Die Jobbik hat die erfor­der­li­che Anzahl von Unterschriften gesam­melt, um eine außer­or­dent­li­che Sitzung der Nationalversammlung ein­zu­be­ru­fen, heißt es in der Mitteilung der Partei vom Donnerstag. Die Jobbik schlug vor, das Parlament wegen der 2.300 heim­lich in Ungarn ange­sie­del­ten Flüchtlinge anzu­ru­fen, da der Staatssekretär von Viktor Orbán die Wahrheit vor Kurzem unter den Tisch fal­len las­sen wollte. 

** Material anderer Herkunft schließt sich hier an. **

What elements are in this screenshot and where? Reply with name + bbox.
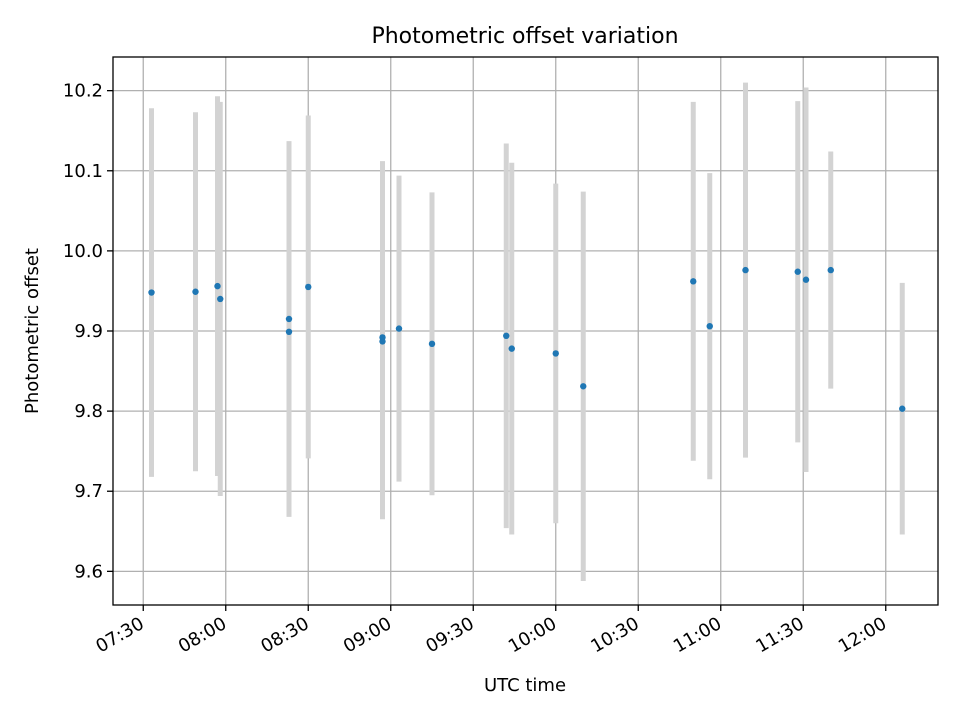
data-point [706,322,713,330]
y-axis-ticks: 9.6 9.7 9.8 9.9 10.0 10.1 10.2 [63,81,113,582]
data-point [217,295,224,303]
data-point [503,332,510,340]
data-point [192,288,199,295]
x-axis-title: UTC time [484,675,566,696]
y-tick-label: 9.6 [74,561,103,582]
data-point [285,328,293,336]
data-point [742,266,749,274]
data-points [148,266,906,412]
y-tick-label: 9.9 [74,321,103,342]
data-point [827,266,834,274]
data-point [305,283,312,291]
data-point [580,383,587,390]
data-point [379,334,386,341]
data-point [395,325,403,332]
data-point [552,350,559,357]
data-point [285,315,293,323]
chart-title: Photometric offset variation [371,24,678,49]
y-tick-label: 9.8 [74,401,103,422]
y-tick-label: 9.7 [74,481,103,502]
y-tick-label: 10.1 [63,161,103,182]
data-point [214,282,221,290]
data-point [690,278,697,285]
data-point [802,276,810,283]
data-point [899,405,906,412]
data-point [428,340,436,348]
data-point [794,268,801,275]
y-tick-label: 10.0 [63,241,103,262]
data-point [148,289,155,296]
y-tick-label: 10.2 [63,81,103,102]
y-axis-title: Photometric offset [22,248,43,414]
data-point [508,345,515,352]
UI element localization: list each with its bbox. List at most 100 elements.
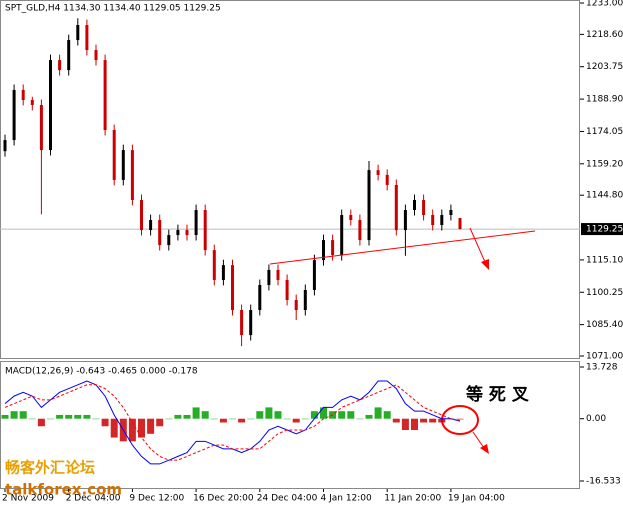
histogram-bar xyxy=(183,414,191,419)
candle-body xyxy=(3,140,7,152)
histogram-bar xyxy=(429,418,437,423)
histogram-bar xyxy=(101,418,109,427)
histogram-bar xyxy=(156,418,164,427)
candle-body xyxy=(276,269,280,280)
candle-body xyxy=(167,235,171,246)
candle-body xyxy=(422,199,426,216)
candle-body xyxy=(385,174,389,185)
histogram-bar xyxy=(310,411,318,419)
histogram-bar xyxy=(19,411,27,419)
candle-body xyxy=(376,170,380,175)
y-tick-label: 1071.00 xyxy=(586,352,623,362)
candle-body xyxy=(103,60,107,131)
candle-body xyxy=(458,218,462,230)
y-tick-label: 1218.60 xyxy=(586,30,623,40)
candle-body xyxy=(212,250,216,280)
watermark: talkforex.com xyxy=(5,481,122,499)
arrow-head xyxy=(481,259,489,270)
histogram-bar xyxy=(438,418,446,423)
histogram-bar xyxy=(401,418,409,431)
x-tick-label: 19 Jan 04:00 xyxy=(448,494,505,504)
candle-body xyxy=(267,269,271,285)
x-tick-label: 24 Dec 04:00 xyxy=(257,494,318,504)
histogram-bar xyxy=(128,418,136,442)
candle-body xyxy=(394,184,398,231)
candle-body xyxy=(331,240,335,256)
y-tick-label: 1115.10 xyxy=(586,255,623,265)
price-panel xyxy=(0,0,580,359)
histogram-bar xyxy=(47,418,54,420)
candle-body xyxy=(39,104,43,151)
histogram-bar xyxy=(147,418,155,434)
candle-body xyxy=(303,289,307,311)
candle-body xyxy=(21,89,25,100)
histogram-bar xyxy=(74,414,82,419)
histogram-bar xyxy=(356,418,364,420)
candle-body xyxy=(358,220,362,241)
histogram-bar xyxy=(10,411,18,419)
candle-body xyxy=(149,220,153,231)
candle-body xyxy=(58,60,62,71)
x-tick-label: 16 Dec 20:00 xyxy=(193,494,254,504)
histogram-bar xyxy=(265,407,273,419)
y-tick-label: 1233.00 xyxy=(586,0,623,9)
histogram-bar xyxy=(238,418,246,423)
candle-body xyxy=(30,99,34,105)
x-tick-label: 4 Jan 12:00 xyxy=(321,494,373,504)
y-tick-label: 1174.05 xyxy=(586,127,623,137)
candle-body xyxy=(285,279,289,300)
histogram-bar xyxy=(347,411,355,419)
y-tick-label: 0.00 xyxy=(586,414,606,424)
candle-body xyxy=(294,299,298,311)
candle-body xyxy=(185,230,189,236)
current-price-box xyxy=(581,223,623,236)
candle-body xyxy=(176,230,180,236)
candle-body xyxy=(203,210,207,251)
x-tick-label: 2 Nov 2009 xyxy=(2,494,54,504)
histogram-bar xyxy=(37,418,45,427)
candle-body xyxy=(240,310,244,336)
histogram-bar xyxy=(110,418,118,438)
histogram-bar xyxy=(56,414,64,419)
macd-line xyxy=(4,384,461,461)
histogram-bar xyxy=(420,418,428,423)
histogram-bar xyxy=(192,407,200,419)
histogram-bar xyxy=(65,414,73,419)
histogram-bar xyxy=(338,411,346,419)
candle-body xyxy=(49,60,52,151)
histogram-bar xyxy=(374,407,382,419)
y-tick-label: 1159.20 xyxy=(586,159,623,169)
candle-body xyxy=(130,150,134,200)
candle-body xyxy=(194,210,198,236)
trendline xyxy=(269,230,536,265)
candle-body xyxy=(322,240,325,261)
y-tick-label: 13.728 xyxy=(586,363,618,373)
histogram-bar xyxy=(201,411,209,419)
current-price-label: 1129.25 xyxy=(586,225,623,235)
candle-body xyxy=(340,215,344,256)
macd-panel xyxy=(0,361,580,489)
histogram-bar xyxy=(320,407,327,419)
histogram-bar xyxy=(210,418,218,420)
histogram-bar xyxy=(165,418,173,420)
y-tick-label: 1100.25 xyxy=(586,288,623,298)
candle-body xyxy=(367,170,371,241)
candle-body xyxy=(258,284,262,311)
arrow xyxy=(472,431,485,449)
watermark: 畅客外汇论坛 xyxy=(5,459,95,477)
x-tick-label: 9 Dec 12:00 xyxy=(129,494,184,504)
histogram-bar xyxy=(28,418,36,420)
candle-body xyxy=(85,25,89,51)
candle-body xyxy=(349,215,353,221)
candle-body xyxy=(112,130,116,180)
candle-body xyxy=(76,25,80,41)
candle-body xyxy=(67,40,71,71)
candle-body xyxy=(403,210,407,231)
candle-body xyxy=(231,265,234,311)
y-tick-label: 1144.80 xyxy=(586,191,623,201)
annotation: 等 死 叉 xyxy=(466,384,530,405)
histogram-bar xyxy=(301,418,309,420)
y-tick-label: 1085.40 xyxy=(586,320,623,330)
histogram-bar xyxy=(92,418,100,420)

Im Gespräch mit einer mal­te­si­schen Tageszeitung vor einer Woche gab Kristóf Altusz zu, dass die Regierung bereits 1–300 Einwanderer ange­sie­delt hatte, aber Orbáns Verwaltung ver­suchte, sie vor der unga­ri­schen Öffentlichkeit geheim zu hal­ten.

Es ist bekannt gewor­den, dass 2.300 von ihnen in den letz­ten drei Jahren ange­kom­men sind. Während die­ser Zeit tat die Fidesz so, als würde sie der EU-Quotenregelung die Stirn bie­ten und das Volk Ungarns schüt­zen.

 Die Abgeordneten der „Sozialistischen Partei“ und der Partei „Politik kann anders sein“, haben die Idee unter­stützt, ein außer­ge­wöhn­li­ches Parlamentstreffen abzu­hal­ten, um die Regierung mit ihren Lügen zu kon­fron­tie­ren, und so ist es nun Sache des Fidesz, das Quorum zu ver­ab­schie­den.